# Bodywork repair Hampshire



## Snowys (Apr 27, 2012)

Minor bump in Portugal the other week but looks as though the whole back panel will have to be replaced so major job.

Can anyone recommend a good place for bodywork repairs within striking distance of Hampshire? - actually prepared to go a fair distance for the right result.

The insurance will pay but got a funny feeling I will have to pay my excess and will lose my NCB even though it was not my fault - always have been a pessimist where insurance is involved.


----------



## 91502 (May 1, 2005)

Hi
I can't help on a body shop but if you are claiming off the other parties insurance you won't be liable for an excess or lose your NCB.
If your claiming off your insurance you will be liable but if it wasn't your fault you should be claiming off theirs.


----------



## Senator (Apr 24, 2008)

Snowys said:


> Minor bump in Portugal the other week but looks as though the whole back panel will have to be replaced so major job.
> 
> Can anyone recommend a good place for bodywork repairs within striking distance of Hampshire? - actually prepared to go a fair distance for the right result.
> 
> The insurance will pay but got a funny feeling I will have to pay my excess and will lose my NCB even though it was not my fault - always have been a pessimist where insurance is involved.


Hi There.

Sorry to hear of your misfortune!

There is a company called Mitchell & James in Havant who specialise in caravan and motorhome repairs although they might focus more on damp repairs - I don't really know, but worth a try?

Their phone number is 023 9245 4422.

Hope this helps and good luck in getting it sorted.

Mark


----------



## aldershot1 (May 21, 2006)

I've just had some damp in the floor repairs undertaken by Mitchell & James.
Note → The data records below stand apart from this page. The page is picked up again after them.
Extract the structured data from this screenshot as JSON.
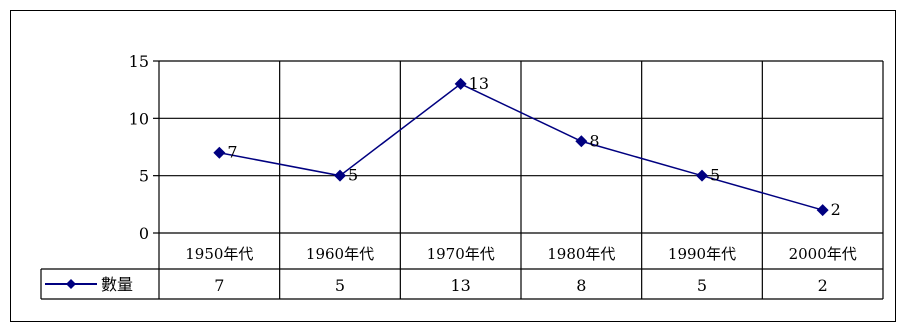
{
  "chart_data": {
    "type": "line",
    "title": "",
    "xlabel": "",
    "ylabel": "",
    "categories": [
      "1950年代",
      "1960年代",
      "1970年代",
      "1980年代",
      "1990年代",
      "2000年代"
    ],
    "series": [
      {
        "name": "數量",
        "values": [
          7,
          5,
          13,
          8,
          5,
          2
        ],
        "color": "#000080",
        "marker": "diamond"
      }
    ],
    "ylim": [
      0,
      15
    ],
    "yticks": [
      0,
      5,
      10,
      15
    ],
    "grid": true,
    "data_labels": true,
    "data_table": true,
    "legend_placement": "data-table-left"
  }
}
Did a neat job in indicated time, although bit expensive. They predominately do insurance work on caravans and motorhomes and I gather several of the local dealers sub-contract work out to them.

Johnj


----------



## harveystc (Sep 20, 2008)

*Bodywork repairs Hampshire*

Hi,Fast repairs of Reading if you dont mind travel,will do a good insurance approved and works for most local motorhome dealers, ring Jeff Lewis on 08450569712,mobile07540 637574,maybe a help for you if you need it fairly quickly,regards H.


----------